Research gives hope to those with rare diseases

Tuesday, February 28, 2023 | News

Today, Tuesday 28 February 2023, is Rare Disease Day; the day dedicated to raising awareness for the 300 million people living with a rare disease around the world.

Associate Professor Steve Mutsaers

A rare disease is a medical condition that affects fewer than 1 in 2,000 people. Associate Professor Steve Mutsaers, a researcher from the Institute for Respiratory Health said, “There are more than 7,000 rare diseases in the world and many of these relate to lung conditions like alpha-1 antitrypsin deficiency, cystic fibrosis and idiopathic pulmonary fibrosis (IPF).

“IPF causes scarring of the lungs. Every year in Australia it is estimated 1,250 people are diagnosed with this rare disease and patient survival is often around three to five years.

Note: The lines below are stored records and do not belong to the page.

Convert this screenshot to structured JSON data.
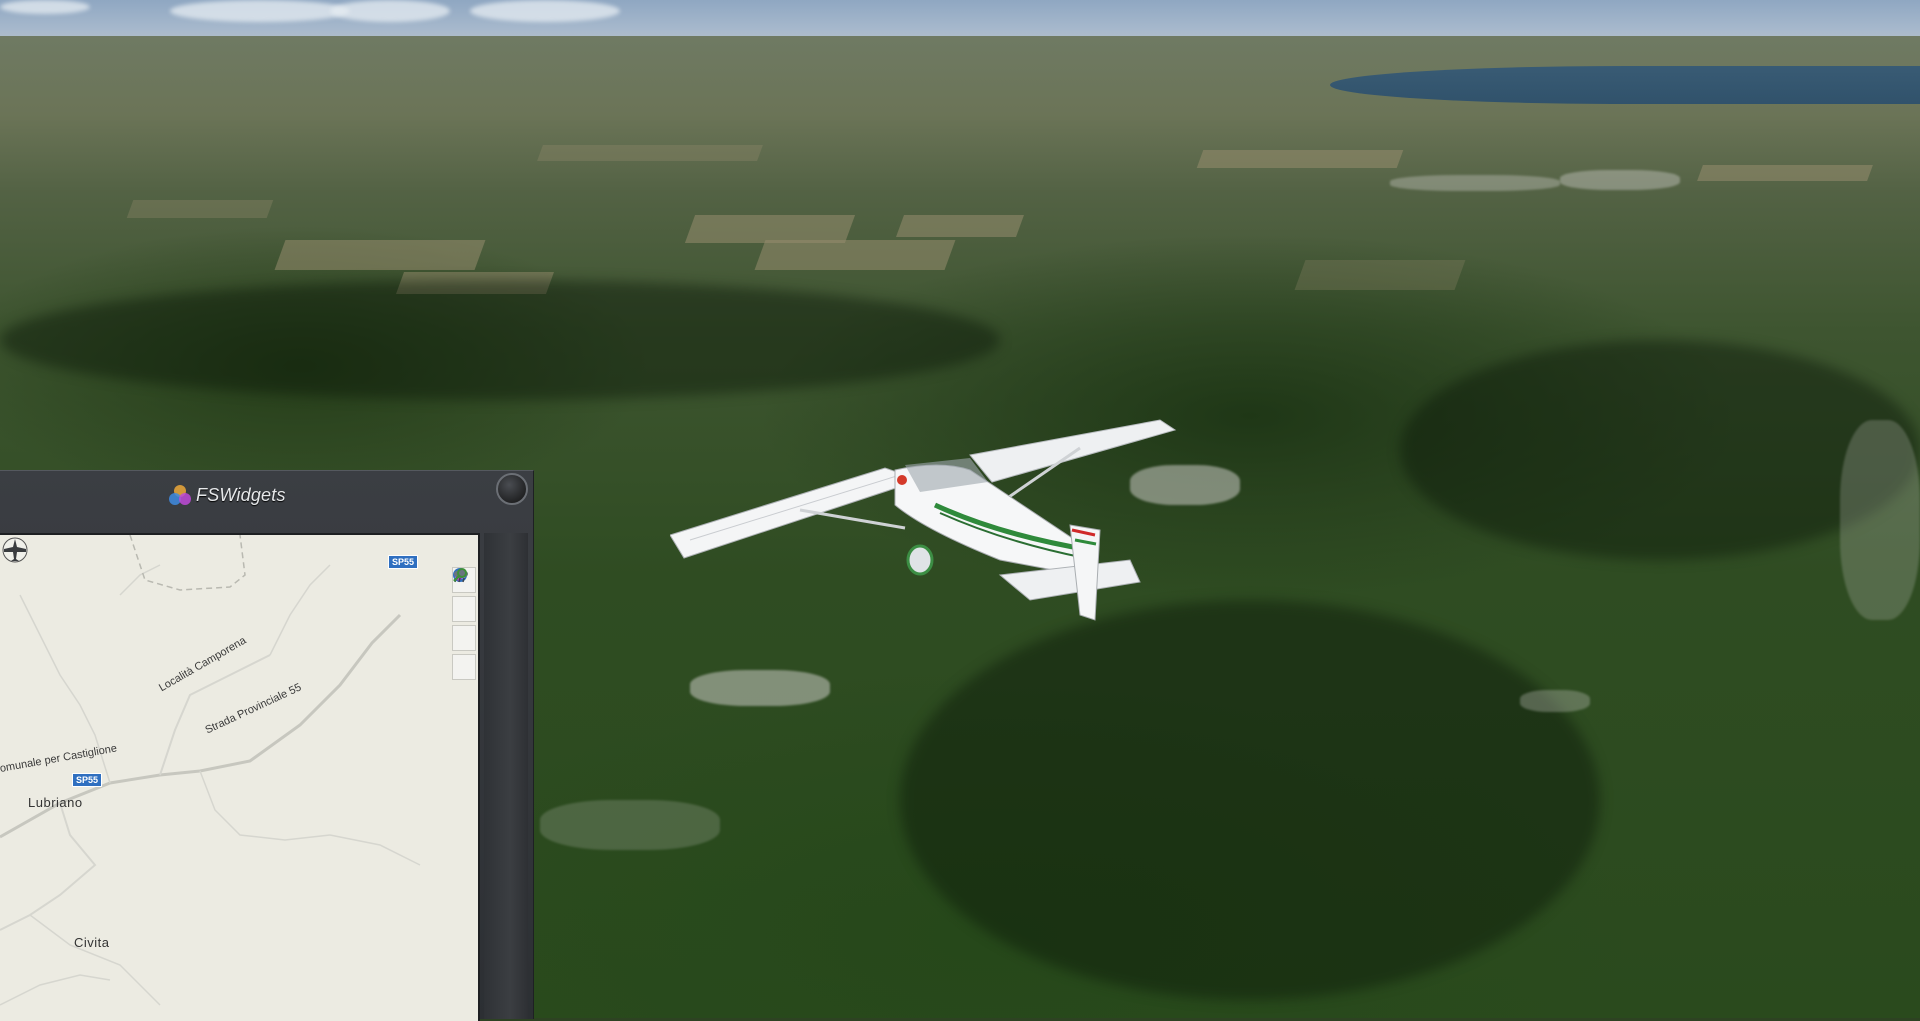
{
  "window": {
    "title": "FSWidgets"
  },
  "widget": {
    "brand_name": "FSWidgets",
    "close_icon": "close-icon",
    "toolbar": [
      {
        "icon": "globe-icon",
        "color": "#2f6fc0"
      },
      {
        "icon": "eraser-icon",
        "color": "#c03ad0"
      },
      {
        "icon": "weather-icon",
        "color": "#5a6470"
      },
      {
        "icon": "search-icon",
        "color": "#3e8f3a"
      }
    ]
  },
  "map": {
    "roads": {
      "top_shield": "SP55",
      "locality_label": "Località Camporena",
      "provincial_label": "Strada Provinciale 55",
      "comunale_label": "omunale per Castiglione",
      "left_shield": "SP55"
    },
    "towns": {
      "town1": "Lubriano",
      "town2": "Civita"
    },
    "aircraft_marker": "aircraft-icon"
  },
  "colors": {
    "map_bg": "#ecebe2",
    "panel_bg": "#33363a",
    "shield_blue": "#2f6fc0"
  }
}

“Those who have it have to fight to breathe every single day. There’s currently no cure but research in this space could change this,” said Associate Professor Mutsaers.

“Research into rare diseases like IPF can bring us one step closer to life-changing breakthroughs and better treatments, but more funding is required, particularly for basic or discovery science, that aims to understand the disease process and discover new ways to treat the disease.

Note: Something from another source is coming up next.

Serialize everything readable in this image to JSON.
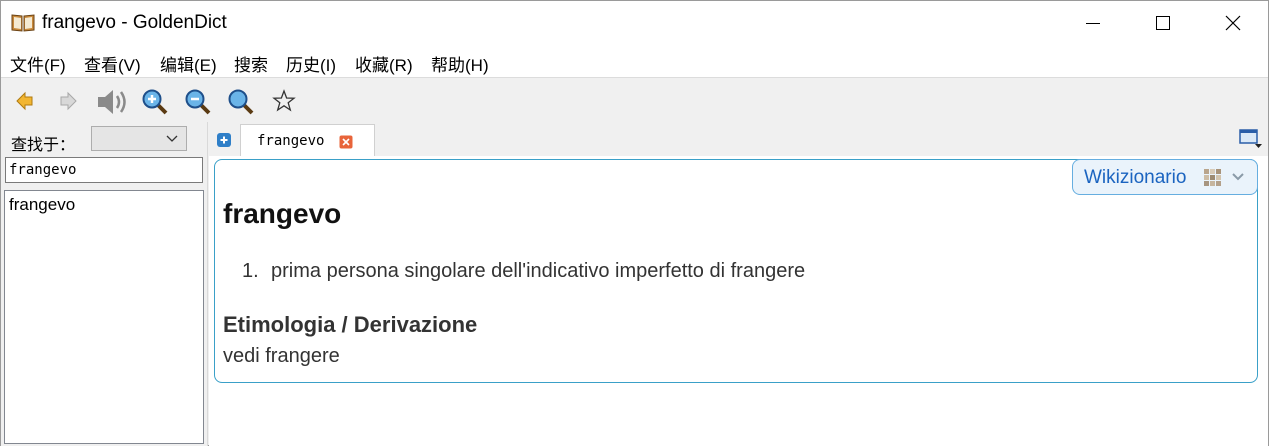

“From this knowledge, new therapies can be developed that not only improve the quality of life for those with the disease but in some cases cure it.

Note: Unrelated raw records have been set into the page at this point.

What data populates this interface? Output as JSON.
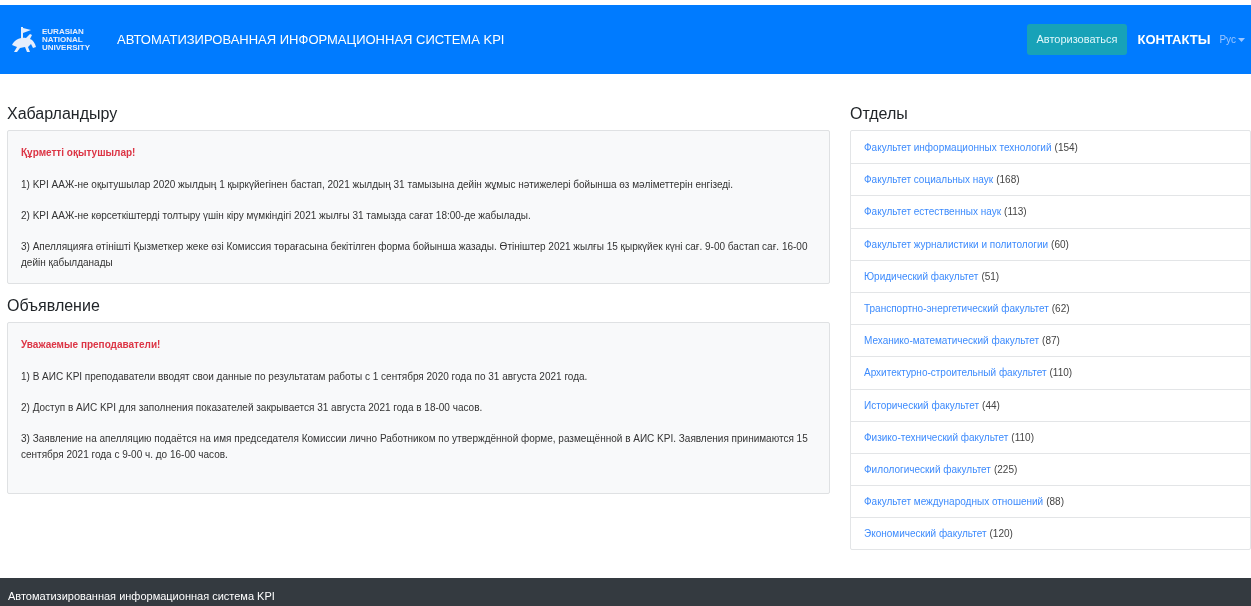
{
  "navbar": {
    "logo_lines": [
      "EURASIAN",
      "NATIONAL",
      "UNIVERSITY"
    ],
    "title": "АВТОМАТИЗИРОВАННАЯ ИНФОРМАЦИОННАЯ СИСТЕМА KPI",
    "login_button": "Авторизоваться",
    "contacts_link": "КОНТАКТЫ",
    "language": "Рус"
  },
  "announcements": [
    {
      "heading": "Хабарландыру",
      "greeting": "Құрметті оқытушылар!",
      "paragraphs": [
        "1) KPI ААЖ-не оқытушылар 2020 жылдың 1 қыркүйегінен бастап, 2021 жылдың 31 тамызына дейін жұмыс нәтижелері бойынша өз мәліметтерін енгізеді.",
        "2) KPI ААЖ-не көрсеткіштерді толтыру үшін кіру мүмкіндігі 2021 жылғы 31 тамызда сағат 18:00-де жабылады.",
        "3) Апелляцияға өтінішті Қызметкер жеке өзі Комиссия төрағасына бекітілген форма бойынша жазады. Өтініштер 2021 жылғы 15 қыркүйек күні сағ. 9-00 бастап сағ. 16-00 дейін қабылданады"
      ]
    },
    {
      "heading": "Объявление",
      "greeting": "Уважаемые преподаватели!",
      "paragraphs": [
        "1) В АИС KPI преподаватели вводят свои данные по результатам работы с 1 сентября 2020 года по 31 августа 2021 года.",
        "2) Доступ в АИС KPI для заполнения показателей закрывается 31 августа 2021 года в 18-00 часов.",
        "3) Заявление на апелляцию подаётся на имя председателя Комиссии лично Работником по утверждённой форме, размещённой в АИС KPI. Заявления принимаются 15 сентября 2021 года с 9-00 ч. до 16-00 часов."
      ]
    }
  ],
  "departments": {
    "heading": "Отделы",
    "items": [
      {
        "name": "Факультет информационных технологий",
        "count": "(154)"
      },
      {
        "name": "Факультет социальных наук",
        "count": "(168)"
      },
      {
        "name": "Факультет естественных наук",
        "count": "(113)"
      },
      {
        "name": "Факультет журналистики и политологии",
        "count": "(60)"
      },
      {
        "name": "Юридический факультет",
        "count": "(51)"
      },
      {
        "name": "Транспортно-энергетический факультет",
        "count": "(62)"
      },
      {
        "name": "Механико-математический факультет",
        "count": "(87)"
      },
      {
        "name": "Архитектурно-строительный факультет",
        "count": "(110)"
      },
      {
        "name": "Исторический факультет",
        "count": "(44)"
      },
      {
        "name": "Физико-технический факультет",
        "count": "(110)"
      },
      {
        "name": "Филологический факультет",
        "count": "(225)"
      },
      {
        "name": "Факультет международных отношений",
        "count": "(88)"
      },
      {
        "name": "Экономический факультет",
        "count": "(120)"
      }
    ]
  },
  "footer": {
    "text": "Автоматизированная информационная система KPI"
  }
}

“Many rare diseases resemble common ones and can even involve some of the same disease pathways. Funding research into rare diseases like IPF could provide insight into the development of more common diseases, so it’s a win-win.”

Associate Professor Mutsaers and colleagues at the Institute for Respiratory health are trying to discover what causes the scarring of the lungs in IPF.

They are particularly interested in understanding the role the immune system plays in IPF and if a breakdown in the body’s normal control mechanisms can result in the body attacking itself.

Identifying how this happens may lead to new treatments being developed but will enable doctors to better predict which patients are likely to respond better to current treatments.  

“Research gives hope to those with rare diseases like IPF. It helps us look into the causes, treatments and potentially a cure for IPF and other rare diseases,” said Associate Professor Mutsaers.

Today, around Perth, key landmarks will light up to mark Rare Disease Day including Optus Stadium, Rockingham Clock Tower and Matagraup Bridge.